Demi-sourire énigmatique à la Mona Lisa, regard troublant, jambes parfaitement galbées, la norvégienne Kirsten Heiberg avait tous les atouts pour remplacer Marlène Dietrich (qui avait toujours refusé farouchement les propositions d’Hitler) dans le monde dangereux du cinéma nazi. Seulement la place était déjà prise par la suédoise Zarah Leander, façonnée par Goebbels et les studios UFA pour incarner à l’écran les personnages de grandes amoureuses qui avaient fait la gloire de Garbo et Dietrich. Malgré tout, la très belle Kirsten réussira à s’imposer dans une quinzaine de films, des opérettes, des drames ou des films d’espionnage anti-britanniques et anti-soviétiques. Elle connaîtra les mêmes déboires que sa célèbre rivale à la fin de la guerre, et ne parviendra jamais à rebondir et à retrouver sa notoriété initiale. Très oubliée, y compris dans son pays natal, l’ex-star du III ème Reich a néanmoins fait l’objet cette année d’un spectacle en Norvège intitulé «du glamour pour Goebbels»

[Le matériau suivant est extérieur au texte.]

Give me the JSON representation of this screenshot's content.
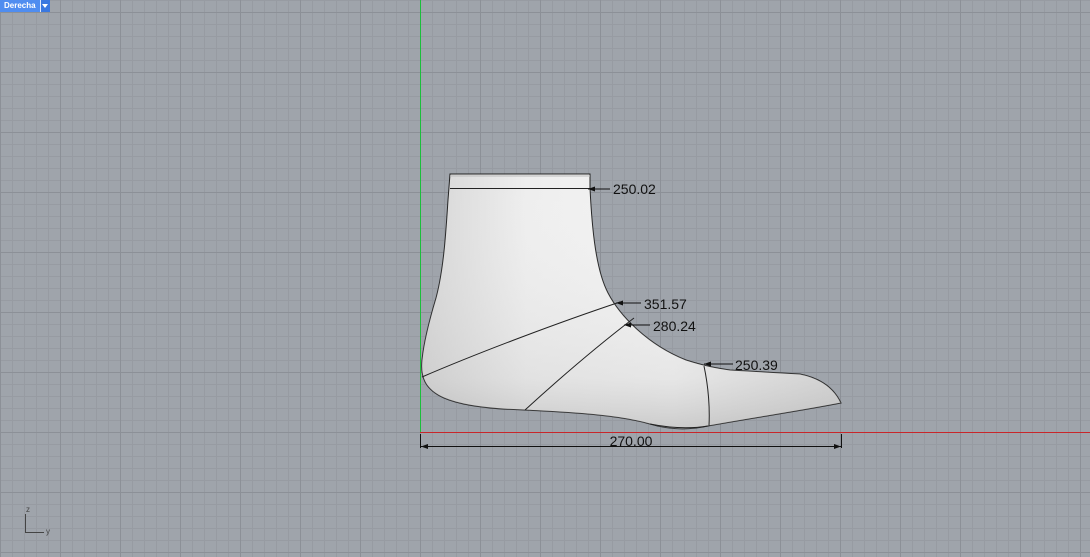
{
  "viewport": {
    "name": "Derecha",
    "menu_icon": "chevron-down-icon"
  },
  "colors": {
    "grid_background": "#9fa4ab",
    "y_axis": "#1bbf3a",
    "x_axis": "#c8262a",
    "model_fill": "#e6e6e6",
    "model_edge": "#222222"
  },
  "dimensions": {
    "top_girth": "250.02",
    "instep_girth": "351.57",
    "waist_girth": "280.24",
    "ball_girth": "250.39",
    "length": "270.00"
  },
  "axis_icon": {
    "vertical": "z",
    "horizontal": "y"
  }
}
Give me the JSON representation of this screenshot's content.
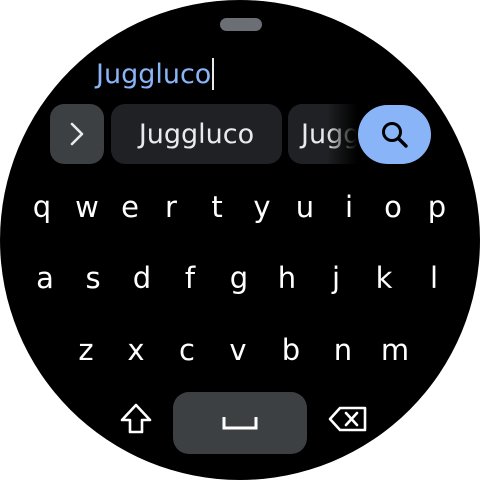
{
  "input": {
    "value": "Juggluco"
  },
  "suggestions": [
    {
      "label": "Juggluco"
    },
    {
      "label": "Jugg"
    }
  ],
  "keyboard": {
    "row1": [
      "q",
      "w",
      "e",
      "r",
      "t",
      "y",
      "u",
      "i",
      "o",
      "p"
    ],
    "row2": [
      "a",
      "s",
      "d",
      "f",
      "g",
      "h",
      "j",
      "k",
      "l"
    ],
    "row3": [
      "z",
      "x",
      "c",
      "v",
      "b",
      "n",
      "m"
    ],
    "icons": {
      "expand": "chevron-right-icon",
      "search": "search-icon",
      "shift": "shift-arrow-icon",
      "space": "space-bar-icon",
      "backspace": "backspace-icon"
    }
  },
  "colors": {
    "background": "#000000",
    "accent": "#8ab4f8",
    "key_surface": "#3c4043",
    "chip_surface": "#202124",
    "text": "#ffffff"
  }
}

Née en 1907 à Oslo dans une famille d’artistes très aisée (le compositeur Edvard Grieg était un ami des parents), Kirstein a d’abord suivi des cours de théâtre au collège avant de poursuivre ses études à Lausanne, à Paris puis à Oxford afin d’y perfectionner les langues étrangères. Au début des années 30, elle fait ses premières armes avec sa sœur au théâtre à Bergen puis à Oslo avant de débuter au cinéma dans Sangen om rondane, un film romantique très réussi et Pêcheurs dans le soleil d’été, adaptation d’un roman norvégien à succès
On la retrouve ensuite dans 3 films suédois : si les studios de Stockholm avait déjà perdu beaucoup de leur réputation mondiale depuis le muet, ce virage représente pourtant un progrès dans la carrière de la jeune actrice, qui pousse également la chansonnette. Un répertoire de diseuse et une voix un peu rauque qui rappelle fort les premiers enregistrements de celle qui va bientôt se retrouver sur sa route : Zarah Leander. En 1937, la chanteuse tente sa chance à Vienne, tremplin de choix pour une carrière internationale. Si sa candidature n’est pas retenue pour l’opérette «Axel aux portes du paradis» qui fera le triomphe de Zarah Leander, Kirsten se fait remarquer dans la revue Pam pam. Le succès est tel que la revue française Pour vous s'en fait même l'écho en décembre 1937 et prévoit pour la nouvelle vedette une carrière à Paris puis Hollywood! Kirsten rencontre le compositeur Franz Grothe, auteur de nombreuses chansons pour le cinéma, Pola Negri , et l’orchestre de Dajos Bela qui devient son mari et la conduit à Berlin. Alors que Grothe discute d’un projet de film (C’est la faute à Napoléon) avec l’humoriste Curt Goetz, ce dernier lance avec regret «dommage que ta femme ne joue pas, elle ferait une parfaite Joséphine de Beauharnais …», le compositeur lui apprend que son épouse a déjà plusieurs films à son actif. Elle est donc lancée en Allemagne en 1938 dans cette comédie très réussie (récemment restaurée et disponible en DVD). Les jambes gainées de soie, une touffe de plumes à la main, la nouvelle Dietrich fait son petit effet. D’autant plus que sa silhouette irréprochable la démarque de la replète Zarah. L’actrice est très remarquée : Hitler demande à compulser son dossier tandis que Gœbbels, grand amateur de jolies femmes, note dans son journal qu’il s’agit d’une découverte aux multiples talents.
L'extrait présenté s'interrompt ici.